Species 3: The Political Thriller Screenwriter
These participants live for intrigue. They believe Meghan was “chosen by handlers” to influence an American election, or that she “blackmailed the Royal Family” into accepting her. The plotlines are grand and cinematic, yet strangely short on verifiable evidence. If asked for proof, they might point to an article from 2018, a YouTube rant, or simply the fact that “it makes sense if you think about it.”

Species 4: The Historian of Her Private Life
Every family photograph, every interview, and every tabloid rumor is evidence to this species. Meghan’s relationship with her father is dissected in forensic detail, usually to prove that she is repeating his alleged faults. The historian frames every choice she makes as part of a larger moral failing, though the “research” rarely extends beyond gossip.

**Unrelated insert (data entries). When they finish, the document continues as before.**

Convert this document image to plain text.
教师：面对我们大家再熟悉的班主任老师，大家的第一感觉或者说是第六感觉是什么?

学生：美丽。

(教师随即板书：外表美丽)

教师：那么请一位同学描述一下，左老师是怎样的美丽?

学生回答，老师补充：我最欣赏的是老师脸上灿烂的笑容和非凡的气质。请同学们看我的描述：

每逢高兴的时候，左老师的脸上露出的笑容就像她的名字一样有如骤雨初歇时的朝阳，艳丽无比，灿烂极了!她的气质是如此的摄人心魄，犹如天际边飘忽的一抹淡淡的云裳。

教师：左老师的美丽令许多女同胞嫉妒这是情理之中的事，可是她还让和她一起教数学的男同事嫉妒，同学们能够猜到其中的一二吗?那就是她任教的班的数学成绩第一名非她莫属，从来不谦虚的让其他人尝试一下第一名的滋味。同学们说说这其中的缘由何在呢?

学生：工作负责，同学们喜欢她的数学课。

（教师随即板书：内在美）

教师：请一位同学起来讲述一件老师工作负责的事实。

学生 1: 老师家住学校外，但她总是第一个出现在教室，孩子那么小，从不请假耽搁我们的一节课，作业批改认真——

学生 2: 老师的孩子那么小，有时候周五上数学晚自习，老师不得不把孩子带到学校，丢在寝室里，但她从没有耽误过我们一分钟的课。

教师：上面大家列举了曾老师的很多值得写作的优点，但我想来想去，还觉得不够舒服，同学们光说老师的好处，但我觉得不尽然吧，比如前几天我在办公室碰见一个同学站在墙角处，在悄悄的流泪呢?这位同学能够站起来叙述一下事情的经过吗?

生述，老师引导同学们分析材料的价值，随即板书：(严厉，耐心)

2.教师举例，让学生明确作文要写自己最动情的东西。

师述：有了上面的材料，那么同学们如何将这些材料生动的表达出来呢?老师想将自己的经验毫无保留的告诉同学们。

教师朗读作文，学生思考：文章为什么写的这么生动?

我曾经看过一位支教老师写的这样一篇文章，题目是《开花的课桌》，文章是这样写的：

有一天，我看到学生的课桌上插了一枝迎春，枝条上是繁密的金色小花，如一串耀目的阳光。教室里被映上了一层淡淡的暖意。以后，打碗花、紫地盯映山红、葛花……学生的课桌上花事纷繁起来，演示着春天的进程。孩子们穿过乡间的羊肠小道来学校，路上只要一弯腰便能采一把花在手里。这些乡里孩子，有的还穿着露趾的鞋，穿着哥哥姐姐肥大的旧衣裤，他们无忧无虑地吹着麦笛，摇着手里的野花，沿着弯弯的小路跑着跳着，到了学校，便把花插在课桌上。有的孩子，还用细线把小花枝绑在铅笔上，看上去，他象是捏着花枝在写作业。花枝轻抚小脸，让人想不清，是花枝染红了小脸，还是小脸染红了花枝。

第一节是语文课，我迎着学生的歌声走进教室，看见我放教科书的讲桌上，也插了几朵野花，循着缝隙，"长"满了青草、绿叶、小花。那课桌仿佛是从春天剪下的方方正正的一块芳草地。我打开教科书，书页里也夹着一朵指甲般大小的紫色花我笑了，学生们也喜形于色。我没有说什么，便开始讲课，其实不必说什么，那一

Species 5: The Cult Theorist
This variety thrives on the word “cult.” They claim Meghan’s supporters worship her, ignore “facts,” and are doomed to collapse just like every other cult in history. The definition of “cult” here is flexible enough to include any fan community that disagrees with them. Their preferred narrative is that this collapse is imminent, preferably within the week.

Species 6: The Lone Skeptic
An endangered species. These rare posters question the whole exercise, asking how Meghan’s life could possibly affect anyone on Twitter. Their comments are often ignored or dismissed, as they disrupt the carefully maintained ecosystem of shared outrage. They tend to leave the thread quickly, perhaps sensing that they have wandered into the wrong nature reserve.

Shared Behaviors
Across species, there is a common rhythm. Certain words and ideas reappear with almost ritual regularity: “opportunist,” “stepping stone,” “no merit of her own.” The repetition creates a sense of unity, as if the thread is less a conversation and more a group performance where everyone is reading variations of the same script.